Evolutionary algorithms and optimisation

Imagine your local walking group has arranged a weekend trip for its members and one of the activities is a hill climbing exercise. The problem assigned to your group leader is to identify who among you will reach the hill in the shortest time.

There are two approaches he or she could take to complete this task: ask only one of you to climb up the hill at a time and measure the time needed, or ask all of you to run all at once and see who reaches first.

That second method is known as the “population approach” of solving optimisation problems – and that’s how evolutionary algorithms work. The “population” of solutions are evolved over a number of iterations, with only the fittest solutions making it to the next.

This is analogous to the champion girl from your school making to the next round which was contested among champions from other schools in your state, then your country, and finally winning among all the countries.

Or, in our above scenario, finding who in the walking group reaches the hill top fastest, who would then be denoted as the fittest.
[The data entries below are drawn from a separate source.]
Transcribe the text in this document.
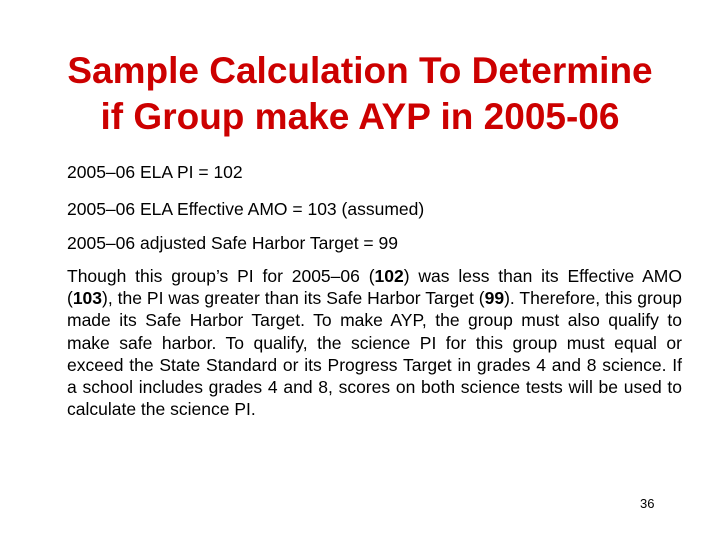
Sample Calculation To Determine
if Group make AYP in 2005-06
2005–06 ELA PI = 102
2005–06 ELA Effective AMO = 103 (assumed)
2005–06 adjusted Safe Harbor Target = 99
Though this group’s PI for 2005–06 (102) was less than its Effective AMO (103), the PI was greater than its Safe Harbor Target (99). Therefore, this group made its Safe Harbor Target. To make AYP, the group must also qualify to make safe harbor. To qualify, the science PI for this group must equal or exceed the State Standard or its Progress Target in grades 4 and 8 science. If a school includes grades 4 and 8, scores on both science tests will be used to calculate the science PI.
36
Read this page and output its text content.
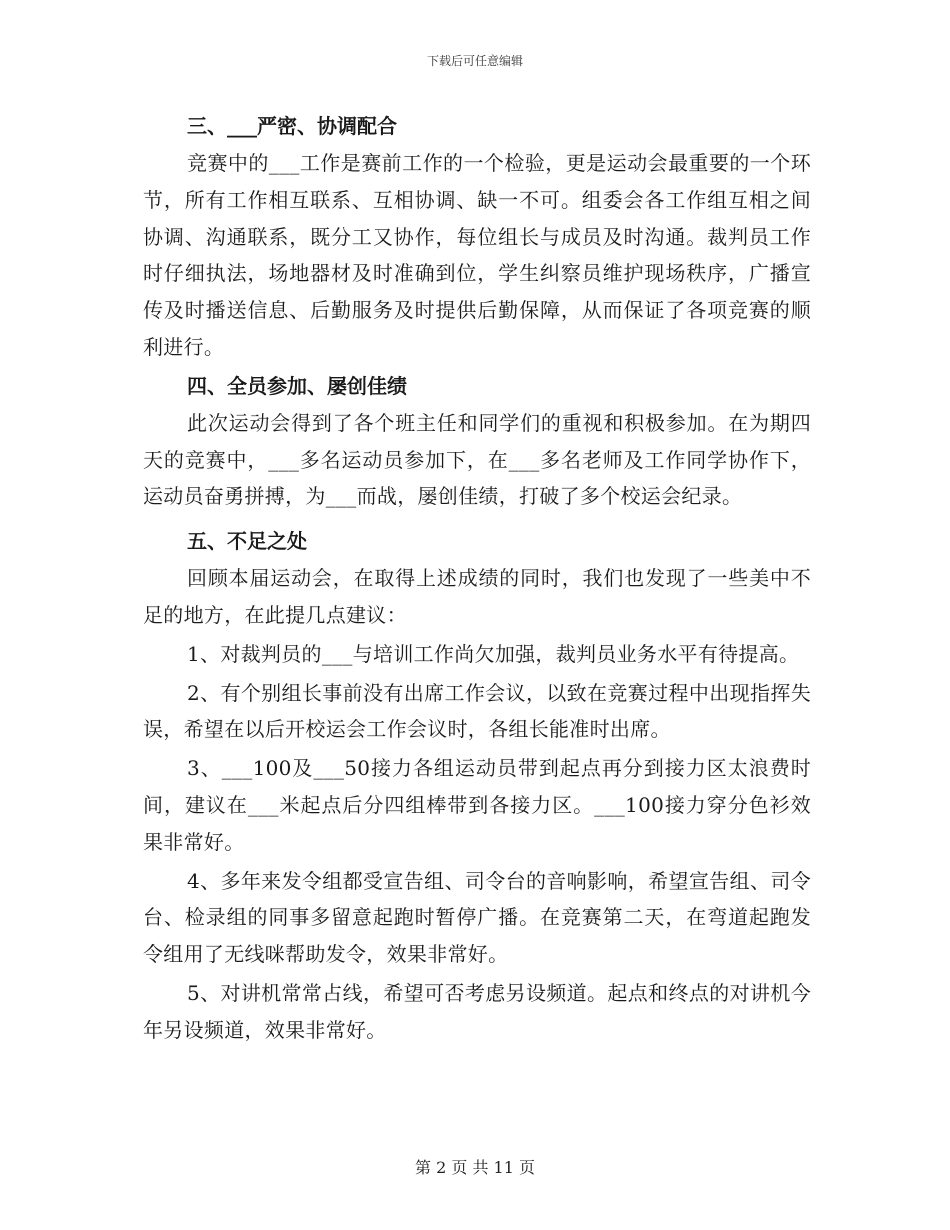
下载后可任意编辑
三、___严密、协调配合

竞赛中的___工作是赛前工作的一个检验，更是运动会最重要的一个环节，所有工作相互联系、互相协调、缺一不可。组委会各工作组互相之间协调、沟通联系，既分工又协作，每位组长与成员及时沟通。裁判员工作时仔细执法，场地器材及时准确到位，学生纠察员维护现场秩序，广播宣传及时播送信息、后勤服务及时提供后勤保障，从而保证了各项竞赛的顺利进行。

四、全员参加、屡创佳绩

此次运动会得到了各个班主任和同学们的重视和积极参加。在为期四天的竞赛中，___多名运动员参加下，在___多名老师及工作同学协作下，运动员奋勇拼搏，为___而战，屡创佳绩，打破了多个校运会纪录。

五、不足之处

回顾本届运动会，在取得上述成绩的同时，我们也发现了一些美中不足的地方，在此提几点建议：

1、对裁判员的___与培训工作尚欠加强，裁判员业务水平有待提高。

2、有个别组长事前没有出席工作会议，以致在竞赛过程中出现指挥失误，希望在以后开校运会工作会议时，各组长能准时出席。

3、___100及___50接力各组运动员带到起点再分到接力区太浪费时间，建议在___米起点后分四组棒带到各接力区。___100接力穿分色衫效果非常好。

4、多年来发令组都受宣告组、司令台的音响影响，希望宣告组、司令台、检录组的同事多留意起跑时暂停广播。在竞赛第二天，在弯道起跑发令组用了无线咪帮助发令，效果非常好。

5、对讲机常常占线，希望可否考虑另设频道。起点和终点的对讲机今年另设频道，效果非常好。

第 2 页 共 11 页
In engineering, optimisation needs are faced at almost every step, so it’s not surprising evolutionary algorithms have been successful in that domain.

Design optimisation of scramjets

At the Multi-disciplinary Design Optimisation Group at the University of New South Wales, my colleagues and I are involved in the design optimisation of scramjets, as part of the SCRAMSPACE program. In this, we’re working with colleagues from the University of Queensland.

Our evolutionary algorithms-based optimisation procedures have been successfully used to obtain the optimal configuration of various components of a scramjet.

Some of these have quite technical names, that in themselves would require quite a bit of explanation but, if you want, you can get a feel for the kind of work we do, and its applications for scramjets, by clicking here.

There are, at the risk of sounding over-zealous, no limits to the application of evolutionary algorithms.

Has this whetted your appetite? Have you learnt something new today?

If so, I’m glad. May the force be with you!